(Bloomberg) -- Technology companies including ASML Holding NV and Adyen NV called on the Dutch government to maintain a tax break that seeks to attract expatriates to the Netherlands.

Ingrid Thijssen, head of the Confederation of Netherlands Industry and Employers, said the government for budget reasons is considering shrinking or scrapping a rule that exempts 30% of an expat’s salary from income tax for five years. 

“We are trying to explain to the politicians that it isn’t a good move, but we haven’t been able to get it off the table so far,” she said in an interview. Prime Minister Mark Rutte’s government hasn’t publicly announced such a plan and the Dutch Finance Ministry declined to comment.

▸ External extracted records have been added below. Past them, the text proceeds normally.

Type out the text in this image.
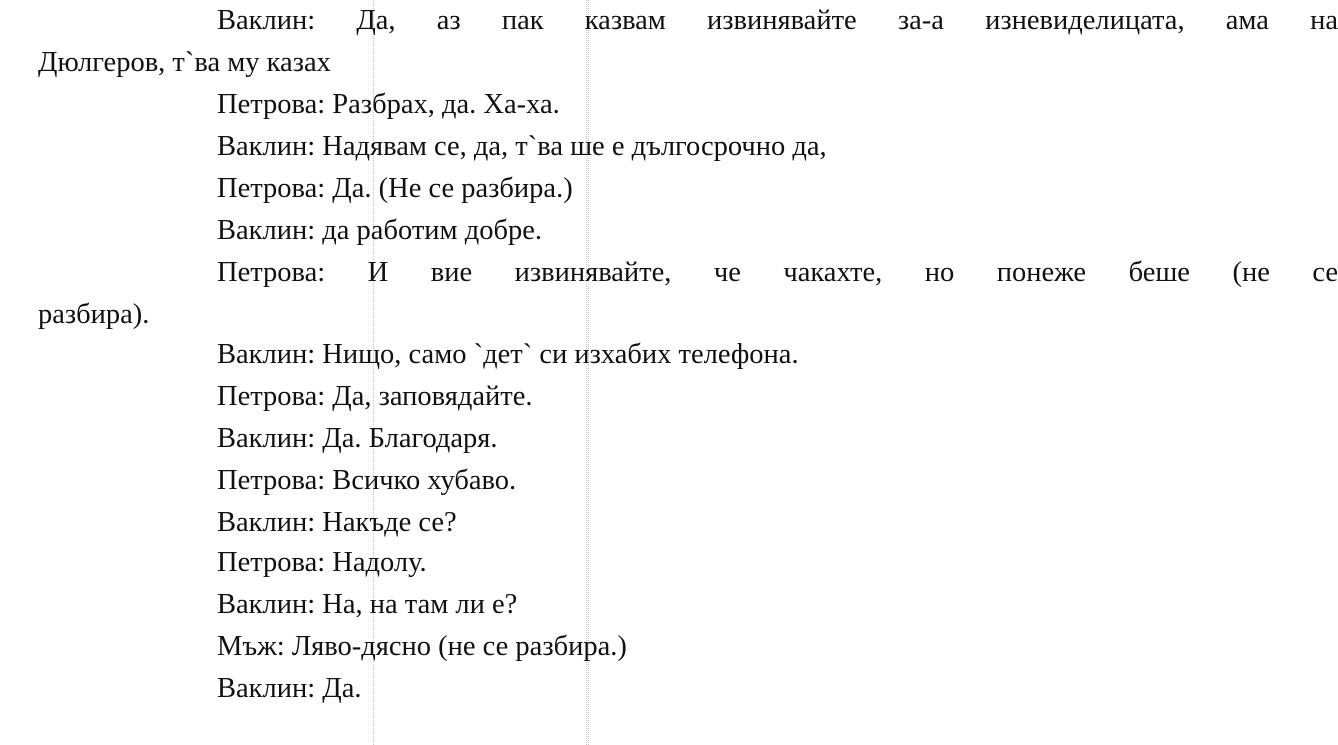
Ваклин: Да, аз пак казвам извинявайте за-а изневиделицата, ама на
Дюлгеров, т`ва му казах
Петрова: Разбрах, да. Ха-ха.
Ваклин: Надявам се, да, т`ва ше е дългосрочно да,
Петрова: Да. (Не се разбира.)
Ваклин: да работим добре.
Петрова: И вие извинявайте, че чакахте, но понеже беше (не се
разбира).
Ваклин: Нищо, само `дет` си изхабих телефона.
Петрова: Да, заповядайте.
Ваклин: Да. Благодаря.
Петрова: Всичко хубаво.
Ваклин: Накъде се?
Петрова: Надолу.
Ваклин: На, на там ли е?
Мъж: Ляво-дясно (не се разбира.)
Ваклин: Да.
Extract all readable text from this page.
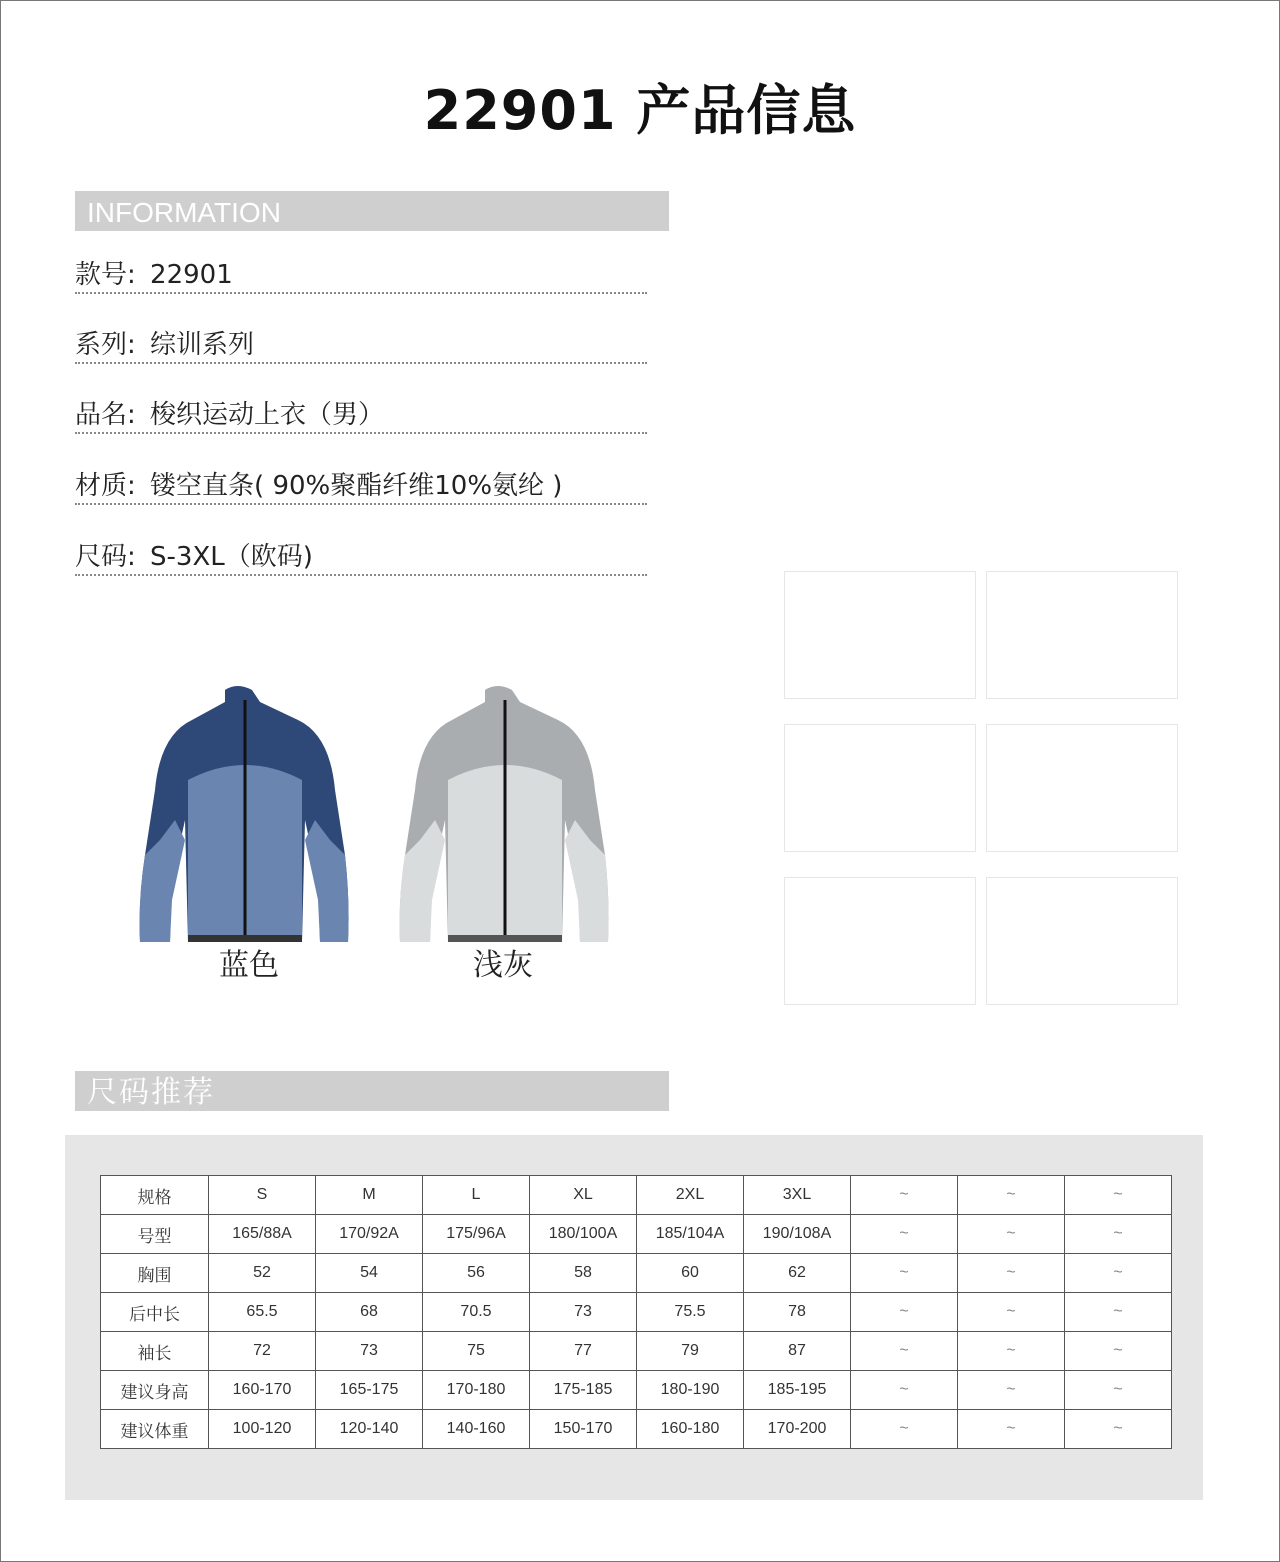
22901 产品信息
INFORMATION
款号: 22901
系列: 综训系列
品名: 梭织运动上衣（男）
材质: 镂空直条( 90%聚酯纤维10%氨纶 )
尺码: S-3XL（欧码)
蓝色	浅灰
尺码推荐
规格	S	M	L	XL	2XL	3XL	~	~	~
号型	165/88A	170/92A	175/96A	180/100A	185/104A	190/108A	~	~	~
胸围	52	54	56	58	60	62	~	~	~
后中长	65.5	68	70.5	73	75.5	78	~	~	~
袖长	72	73	75	77	79	87	~	~	~
建议身高	160-170	165-175	170-180	175-185	180-190	185-195	~	~	~
建议体重	100-120	120-140	140-160	150-170	160-180	170-200	~	~	~
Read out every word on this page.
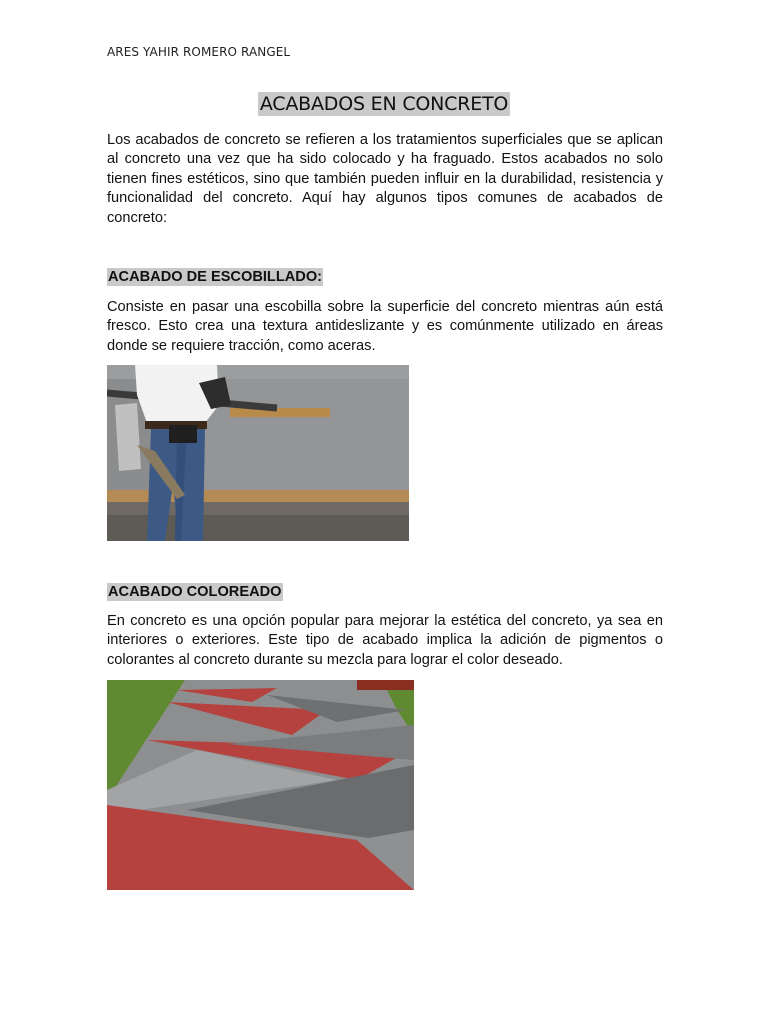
ARES YAHIR ROMERO RANGEL
ACABADOS EN CONCRETO

Los acabados de concreto se refieren a los tratamientos superficiales que se aplican al concreto una vez que ha sido colocado y ha fraguado. Estos acabados no solo tienen fines estéticos, sino que también pueden influir en la durabilidad, resistencia y funcionalidad del concreto. Aquí hay algunos tipos comunes de acabados de concreto:

ACABADO DE ESCOBILLADO:

Consiste en pasar una escobilla sobre la superficie del concreto mientras aún está fresco. Esto crea una textura antideslizante y es comúnmente utilizado en áreas donde se requiere tracción, como aceras.

ACABADO COLOREADO

En concreto es una opción popular para mejorar la estética del concreto, ya sea en interiores o exteriores. Este tipo de acabado implica la adición de pigmentos o colorantes al concreto durante su mezcla para lograr el color deseado.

The plan drew the ire of dozens of Dutch technology companies that rely on foreign talent. “Between 15% and 70% of our employees come from outside the Netherlands,” executives including ASML Chief Executive Officer Peter Wennink, Adyen Chief Financial Officer Ingo Uytdehaage and Flow Traders NV CEO Dennis Dijkstra said in a letter to the government seen by Bloomberg. The tax benefit is essential to attracting international talent, the executives said.    

Rutte’s previous cabinet decided in 2018 to reduce the tax benefit from eight to five years. 

“This measure will really hurt companies like NXP, ASML and Philips,” Henk Volberda, a professor of strategy and innovation at the University of Amsterdam, told Bloomberg. He said 17% of Dutch job openings already can’t be filled. 

“Companies that operate in the Netherlands will move parts of their operations abroad and companies considering to be based here will think twice,” he said.